You will find long been feminine. But only prior to now number of years have actually I called myself personally “femme.” The difference appears not in acronym, however in queer coding. Sadly, many people outside the queer world never fully understand
just what femme means
or accept the specific distinctions from feminine. But the differences tend to be why your message femme must occur to begin with.
To put it simply,
“femme” is actually a descriptor
for a queer individual who provides and works in a typically female manner, as discussed by feminist mass media website Autostraddle. This could be a cis
pillow princess
, like me, an asexual trans lady, or a gay non-binary person, but all femmes hit upon two essential visual and identity-related traits: getting female and falling somewhere throughout the LGBTQ spectrum.
There’s also a feeling of reclamation about the femme descriptor. For several, it’s about getting the stereotypes and expectations so frequently put on women and making them our own. As Evan Urquhart typed for Slate in 2015, “Intentionality is the vital thing to
identifying a femme identity
from a traditionally female one.”
Urquhart’s point is getting femme is not about acting girly or “girly” in the steps mainstream culture typically seems that female-presenting men and women “should” work. Alternatively, it is more about subverting the expectations that ladies face solely to be females. For this reason you will typically see femme-identifying folks presenting
exaggerated versions of womanliness
over conventional, cookie-cutter, or preppy people.

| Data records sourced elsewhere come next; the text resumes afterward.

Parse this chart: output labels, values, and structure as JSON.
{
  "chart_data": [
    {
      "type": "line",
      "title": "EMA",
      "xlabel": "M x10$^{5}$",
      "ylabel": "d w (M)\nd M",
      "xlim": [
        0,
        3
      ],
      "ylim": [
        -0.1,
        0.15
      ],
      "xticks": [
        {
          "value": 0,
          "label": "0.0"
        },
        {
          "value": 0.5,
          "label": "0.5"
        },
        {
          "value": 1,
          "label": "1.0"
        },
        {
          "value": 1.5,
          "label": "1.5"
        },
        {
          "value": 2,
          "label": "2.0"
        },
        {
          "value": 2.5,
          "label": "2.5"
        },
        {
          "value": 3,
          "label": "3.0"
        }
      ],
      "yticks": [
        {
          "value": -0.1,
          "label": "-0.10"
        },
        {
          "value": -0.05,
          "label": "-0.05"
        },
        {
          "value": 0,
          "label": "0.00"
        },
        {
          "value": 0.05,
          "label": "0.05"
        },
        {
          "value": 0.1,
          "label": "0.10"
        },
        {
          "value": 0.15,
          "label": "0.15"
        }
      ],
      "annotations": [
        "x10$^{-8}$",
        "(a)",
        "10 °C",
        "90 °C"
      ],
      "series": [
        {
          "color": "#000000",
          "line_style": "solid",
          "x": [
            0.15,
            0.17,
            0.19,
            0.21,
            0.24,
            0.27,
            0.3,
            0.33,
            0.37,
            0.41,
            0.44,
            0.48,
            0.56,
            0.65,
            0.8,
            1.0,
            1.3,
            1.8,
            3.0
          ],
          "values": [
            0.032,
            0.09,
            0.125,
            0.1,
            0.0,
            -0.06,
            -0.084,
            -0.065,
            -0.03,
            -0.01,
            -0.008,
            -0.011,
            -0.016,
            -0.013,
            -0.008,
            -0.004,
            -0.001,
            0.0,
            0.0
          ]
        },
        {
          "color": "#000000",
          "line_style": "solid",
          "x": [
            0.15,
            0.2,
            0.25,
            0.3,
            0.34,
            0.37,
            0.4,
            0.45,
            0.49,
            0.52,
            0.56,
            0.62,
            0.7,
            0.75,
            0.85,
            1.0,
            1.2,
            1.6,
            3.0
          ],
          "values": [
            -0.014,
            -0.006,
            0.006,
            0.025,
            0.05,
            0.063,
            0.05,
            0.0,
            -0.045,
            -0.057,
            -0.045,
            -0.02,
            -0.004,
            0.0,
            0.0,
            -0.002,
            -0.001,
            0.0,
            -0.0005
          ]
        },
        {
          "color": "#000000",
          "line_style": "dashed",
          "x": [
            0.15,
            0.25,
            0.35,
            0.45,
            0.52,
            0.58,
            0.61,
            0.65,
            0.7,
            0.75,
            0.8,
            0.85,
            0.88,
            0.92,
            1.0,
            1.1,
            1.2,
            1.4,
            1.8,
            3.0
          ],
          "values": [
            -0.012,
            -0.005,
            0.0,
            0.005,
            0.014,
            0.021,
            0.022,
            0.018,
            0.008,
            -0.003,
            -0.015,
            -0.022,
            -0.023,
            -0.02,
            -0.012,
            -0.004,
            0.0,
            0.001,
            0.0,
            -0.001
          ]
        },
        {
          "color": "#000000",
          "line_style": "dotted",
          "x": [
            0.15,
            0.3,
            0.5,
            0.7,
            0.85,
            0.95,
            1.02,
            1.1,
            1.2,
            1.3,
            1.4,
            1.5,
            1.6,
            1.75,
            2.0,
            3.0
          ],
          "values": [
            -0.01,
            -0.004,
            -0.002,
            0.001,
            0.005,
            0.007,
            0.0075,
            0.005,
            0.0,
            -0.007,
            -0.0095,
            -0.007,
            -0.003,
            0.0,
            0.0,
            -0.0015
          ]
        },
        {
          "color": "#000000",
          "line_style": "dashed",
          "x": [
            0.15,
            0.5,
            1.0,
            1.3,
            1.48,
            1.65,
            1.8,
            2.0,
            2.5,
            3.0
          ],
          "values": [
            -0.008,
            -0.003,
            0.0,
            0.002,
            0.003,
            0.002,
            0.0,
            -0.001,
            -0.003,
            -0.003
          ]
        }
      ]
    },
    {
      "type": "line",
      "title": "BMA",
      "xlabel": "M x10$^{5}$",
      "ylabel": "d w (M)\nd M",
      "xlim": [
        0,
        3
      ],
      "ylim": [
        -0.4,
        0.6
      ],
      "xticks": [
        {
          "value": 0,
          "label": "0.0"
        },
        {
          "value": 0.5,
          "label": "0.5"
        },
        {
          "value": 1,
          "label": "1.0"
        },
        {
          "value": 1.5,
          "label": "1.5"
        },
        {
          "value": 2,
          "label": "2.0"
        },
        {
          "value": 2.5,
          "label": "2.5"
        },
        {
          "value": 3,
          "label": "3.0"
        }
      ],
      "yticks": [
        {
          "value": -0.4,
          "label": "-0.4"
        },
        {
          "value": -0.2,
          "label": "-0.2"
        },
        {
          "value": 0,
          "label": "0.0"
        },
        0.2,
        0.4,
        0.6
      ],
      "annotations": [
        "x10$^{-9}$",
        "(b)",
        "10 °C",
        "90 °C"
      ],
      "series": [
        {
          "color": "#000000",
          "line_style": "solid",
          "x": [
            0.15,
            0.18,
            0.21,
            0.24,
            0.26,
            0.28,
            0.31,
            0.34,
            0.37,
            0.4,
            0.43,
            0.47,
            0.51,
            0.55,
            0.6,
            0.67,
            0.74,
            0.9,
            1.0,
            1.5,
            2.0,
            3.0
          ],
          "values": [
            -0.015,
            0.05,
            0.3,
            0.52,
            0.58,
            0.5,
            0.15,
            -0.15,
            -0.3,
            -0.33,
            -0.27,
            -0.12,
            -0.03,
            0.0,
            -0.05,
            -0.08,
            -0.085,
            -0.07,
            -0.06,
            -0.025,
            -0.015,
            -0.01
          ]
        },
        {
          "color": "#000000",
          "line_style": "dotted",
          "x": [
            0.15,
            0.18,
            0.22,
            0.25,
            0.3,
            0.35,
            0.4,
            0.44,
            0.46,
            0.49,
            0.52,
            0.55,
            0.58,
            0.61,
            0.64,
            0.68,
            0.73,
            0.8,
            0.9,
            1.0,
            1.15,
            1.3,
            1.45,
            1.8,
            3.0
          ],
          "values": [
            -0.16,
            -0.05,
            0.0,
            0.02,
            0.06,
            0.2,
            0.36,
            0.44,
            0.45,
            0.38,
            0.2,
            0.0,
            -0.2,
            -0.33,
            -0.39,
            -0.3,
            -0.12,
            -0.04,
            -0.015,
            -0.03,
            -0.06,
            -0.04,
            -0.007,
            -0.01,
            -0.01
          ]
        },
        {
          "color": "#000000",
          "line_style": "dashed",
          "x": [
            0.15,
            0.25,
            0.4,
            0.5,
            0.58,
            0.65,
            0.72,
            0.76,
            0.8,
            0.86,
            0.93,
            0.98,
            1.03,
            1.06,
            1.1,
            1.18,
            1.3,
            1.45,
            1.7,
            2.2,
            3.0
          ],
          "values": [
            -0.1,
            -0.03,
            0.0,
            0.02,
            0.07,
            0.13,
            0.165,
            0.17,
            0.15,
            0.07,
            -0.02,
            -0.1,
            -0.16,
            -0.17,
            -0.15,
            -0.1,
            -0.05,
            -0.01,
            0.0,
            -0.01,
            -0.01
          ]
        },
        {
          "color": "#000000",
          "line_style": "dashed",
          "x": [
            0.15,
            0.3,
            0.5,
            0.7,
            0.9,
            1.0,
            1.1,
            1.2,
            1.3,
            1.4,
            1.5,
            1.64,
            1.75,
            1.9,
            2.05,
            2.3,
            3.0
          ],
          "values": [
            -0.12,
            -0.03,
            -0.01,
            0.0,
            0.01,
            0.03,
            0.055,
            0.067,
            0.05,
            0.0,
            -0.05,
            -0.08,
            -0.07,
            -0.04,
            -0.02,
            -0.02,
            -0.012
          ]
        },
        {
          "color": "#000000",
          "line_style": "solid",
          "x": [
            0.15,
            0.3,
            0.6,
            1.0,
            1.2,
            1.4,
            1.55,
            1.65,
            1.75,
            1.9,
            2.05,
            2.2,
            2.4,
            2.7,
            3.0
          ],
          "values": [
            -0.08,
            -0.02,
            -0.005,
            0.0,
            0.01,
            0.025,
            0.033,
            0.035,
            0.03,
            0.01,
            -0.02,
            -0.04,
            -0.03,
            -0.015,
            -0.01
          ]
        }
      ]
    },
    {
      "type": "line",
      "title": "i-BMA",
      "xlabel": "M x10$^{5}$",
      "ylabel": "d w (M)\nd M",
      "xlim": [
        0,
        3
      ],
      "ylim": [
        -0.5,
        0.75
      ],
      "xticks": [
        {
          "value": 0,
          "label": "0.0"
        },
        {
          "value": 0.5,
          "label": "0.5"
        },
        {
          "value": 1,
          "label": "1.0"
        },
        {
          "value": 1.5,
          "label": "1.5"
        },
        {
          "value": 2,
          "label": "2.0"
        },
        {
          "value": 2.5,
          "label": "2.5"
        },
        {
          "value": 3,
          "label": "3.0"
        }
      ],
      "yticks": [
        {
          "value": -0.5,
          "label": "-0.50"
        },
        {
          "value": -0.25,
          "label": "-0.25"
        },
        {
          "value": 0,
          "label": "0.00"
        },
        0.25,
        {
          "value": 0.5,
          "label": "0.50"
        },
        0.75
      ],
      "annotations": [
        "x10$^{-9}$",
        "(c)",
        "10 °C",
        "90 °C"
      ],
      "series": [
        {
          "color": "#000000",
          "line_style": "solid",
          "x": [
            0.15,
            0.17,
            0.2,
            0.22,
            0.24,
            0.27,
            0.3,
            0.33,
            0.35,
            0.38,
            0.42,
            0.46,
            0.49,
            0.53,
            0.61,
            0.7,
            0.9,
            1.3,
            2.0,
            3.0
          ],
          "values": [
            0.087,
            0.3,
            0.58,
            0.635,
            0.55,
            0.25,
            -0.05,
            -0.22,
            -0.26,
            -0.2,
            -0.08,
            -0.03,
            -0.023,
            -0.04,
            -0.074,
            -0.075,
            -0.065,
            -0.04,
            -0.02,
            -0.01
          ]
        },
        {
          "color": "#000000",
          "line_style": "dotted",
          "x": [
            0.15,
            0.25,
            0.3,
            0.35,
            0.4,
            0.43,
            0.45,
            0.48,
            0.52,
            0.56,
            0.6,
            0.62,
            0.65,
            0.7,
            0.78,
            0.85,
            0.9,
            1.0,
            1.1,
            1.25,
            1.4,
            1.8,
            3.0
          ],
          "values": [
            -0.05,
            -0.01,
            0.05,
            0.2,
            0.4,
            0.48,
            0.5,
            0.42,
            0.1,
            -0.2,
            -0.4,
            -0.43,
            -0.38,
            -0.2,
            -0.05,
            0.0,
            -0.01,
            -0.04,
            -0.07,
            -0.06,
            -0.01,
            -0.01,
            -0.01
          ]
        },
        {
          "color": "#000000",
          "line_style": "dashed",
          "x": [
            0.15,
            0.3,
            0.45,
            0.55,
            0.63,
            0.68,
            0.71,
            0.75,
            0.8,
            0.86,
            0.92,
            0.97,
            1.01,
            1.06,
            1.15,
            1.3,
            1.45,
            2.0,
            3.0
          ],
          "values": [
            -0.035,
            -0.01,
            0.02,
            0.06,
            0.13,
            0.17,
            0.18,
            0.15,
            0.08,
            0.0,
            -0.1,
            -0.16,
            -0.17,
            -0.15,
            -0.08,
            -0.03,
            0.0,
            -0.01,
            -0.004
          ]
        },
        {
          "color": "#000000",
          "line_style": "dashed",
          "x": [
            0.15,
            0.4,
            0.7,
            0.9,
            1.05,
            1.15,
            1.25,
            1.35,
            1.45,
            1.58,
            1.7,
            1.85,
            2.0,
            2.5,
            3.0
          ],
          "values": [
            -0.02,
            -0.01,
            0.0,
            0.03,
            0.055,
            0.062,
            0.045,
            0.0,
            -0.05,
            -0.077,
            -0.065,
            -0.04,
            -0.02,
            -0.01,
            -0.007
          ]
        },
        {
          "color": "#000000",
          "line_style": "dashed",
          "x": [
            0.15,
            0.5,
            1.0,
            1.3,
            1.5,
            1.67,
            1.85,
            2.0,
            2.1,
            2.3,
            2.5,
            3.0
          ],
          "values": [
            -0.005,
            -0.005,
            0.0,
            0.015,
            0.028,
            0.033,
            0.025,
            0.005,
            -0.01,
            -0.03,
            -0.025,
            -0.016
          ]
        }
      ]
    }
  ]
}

For me, utilising the term “femme” over the descriptor “feminine” is a key component in claiming my personal queerness. It is a queerness that features usually, due to my personal bisexuality, been erased. This knowledge is one lived by many queer ladies and it has arguably been talked about progressively with all the increase of net, such as a-twitter venture by Huffington Post in 2014 that lead to the hashtag
#WhatFemmeLooksLike
.
In 2012, queer and relationships writer
Sinclair Sexmith
described
femme invisibility
succinctly in an article, without any conquering regarding the bush, noting:
“Femme invisibility is actually a genuine thing. It occurs always. Queer women who are elegant enjoy viewed as right â by straight folks, different queer folks, and sometimes even queer femmes on their own â as this tradition expects dykes to decline sex roles automatically whenever rejecting a heterosexual orientation. Like those a couple of things go with each other inseparably.”
What exactly is vital that you conceptualize about any of it quote in addition to narrative that it is battling against is the division between gender and sex definitely, actually, an important any. Although gender and sex may be undoubtedly and intrinsically connected, they are not one and also the same. That which we identify as and exactly who the audience is interested in are a couple of different constructs, and just how we present our selves literally usually has bit regarding whom our company is attracted to.
In Urquhart’s exact same Slate article, a pal summarized the comparison to be enthusiastic about females and being feminine completely: “Being femme is all about getting real as to what I actually like and exactly how I really wish to show up, despite what my personal sexuality leads people to count on.”
Whenever we expect ladies who like women to present as butch and men that like guys presenting as feminine, we inadvertently reinforce
gender binaries
. It is not a little against butch ladies, elegant guys, or anyone in between, but alternatively a critique of the hope a lot of people believe to satisfy these roles based on their unique sex.
In a
comic for Everyday Feminism
, artist Anna Bongiovanni demonstrated the privilege contained in this binary: “We inhabit a tradition that celebrates manliness and demonizes and shames womanliness and those practices never go-away in the queer society.”
This promotion of
heteronormativity
is harmful, however. It erases identities and declines the reality that our identities tend to be complex.
Pertaining to anyone explanations, it is necessary to remember that a butch lesbian is not generally playing into stereotypes of sexuality more than a femme lesbian is actually playing into stereotypes of sex: Our identities are far more superimposed than that.
So when you are looking at feminine and 100 percent right people contemplating whether or not they should self-describe as femme, i would recommend steering clear from a phrase meaning such within a residential district they are certainly not a part of. Ultimately, “femme” is approximately stopping binaries. It’s about subverting social expectations. It’s about becoming several thing. It is more about queerness.